There are waaaay too many bad shows on TV that do well in the ratings for me to ever believe that quality = success.
Or, for comparison's sake, Thrones is an excellent television show; SGU was some of the worst TV I've ever seen. The fact that one is fantasy and and in sci-fi has nothing to do with why the former is successful and the latter is not.
Game of Thrones is on HBO and
SGU was on SyFy. And that, much more than the category, premise or any other factor, is why the former is great and the latter sucks. If only HBO, Showtime, AMC or FX would do a space opera...
People also like to make the "time" argument as a sci-fi series may or may not work. It's total horse pucky. Or more to the point: Nemesis was a failure and ST09 was a success. Time had nothing to do with it. One was a well made film, the other was a giant pile of shit. Had ST09 come out and 02 and Nemesis in 09 the relative success would be the same.

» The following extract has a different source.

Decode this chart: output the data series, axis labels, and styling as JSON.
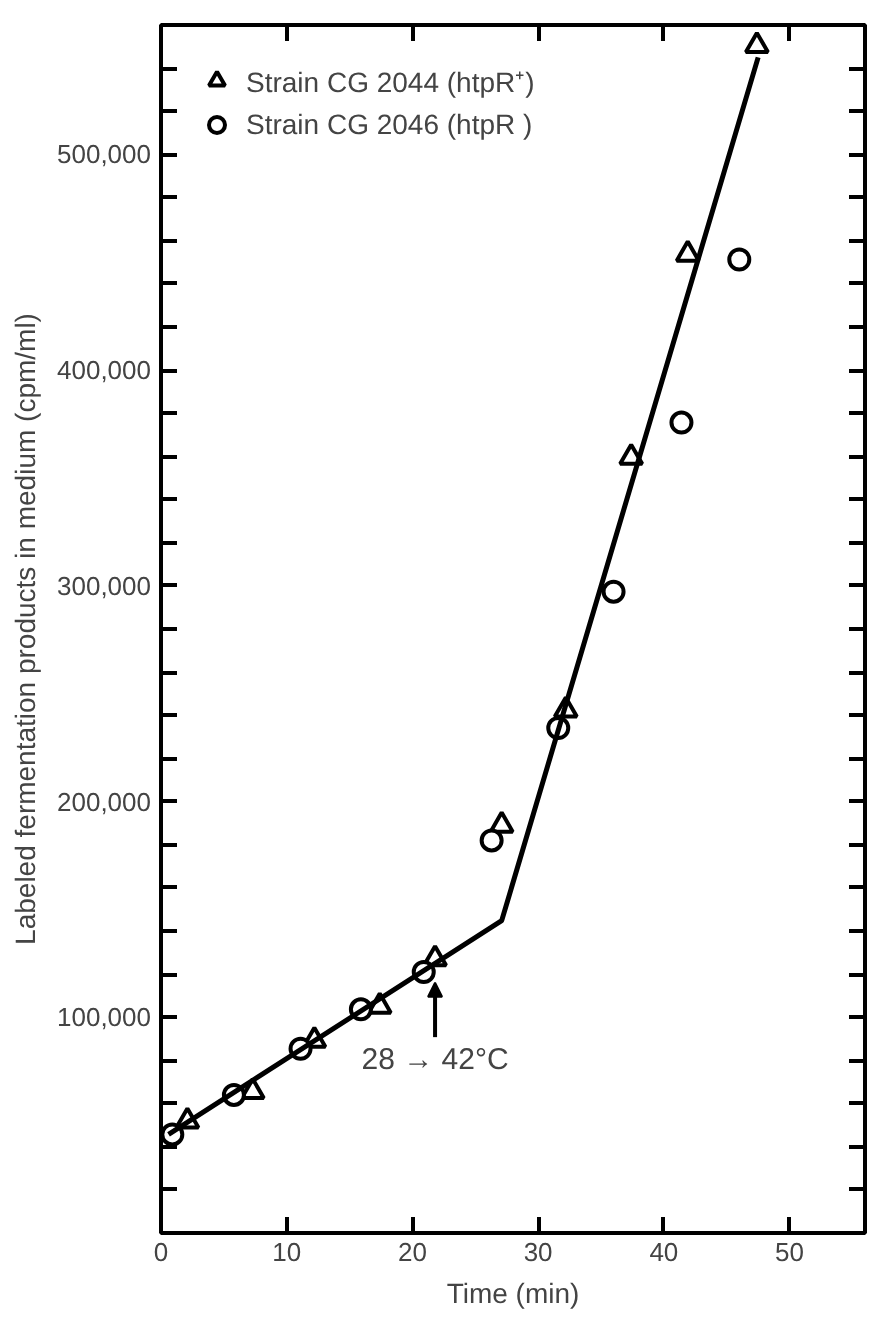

I agree with that - the argument that
Star Trek needs to "lay fallow" to build up demand is nonsense. Demand does not simply come out of nowhere; it is manufactured by a corporation that has a product to sell.
When Paramount had a
Star Trek movie product to sell, directed by JJ Abrams, they generated demand for it. And fortunately the product was good enough that word of mouth didn't kill it off, but the lack of
Star Trek in the theaters or on TV right now is not somehow magically increasing demand. Just the opposite, if anything awareness and demand is diminishing as people find other things to occupy their minds with, in the absence of any well funded demand-generating campaigns.
When Paramount has the next movie to sell,
then we will see an upsurge in demand. That would be the smart time to launch a TV series as well, to ride the coattails of Paramount's efforts.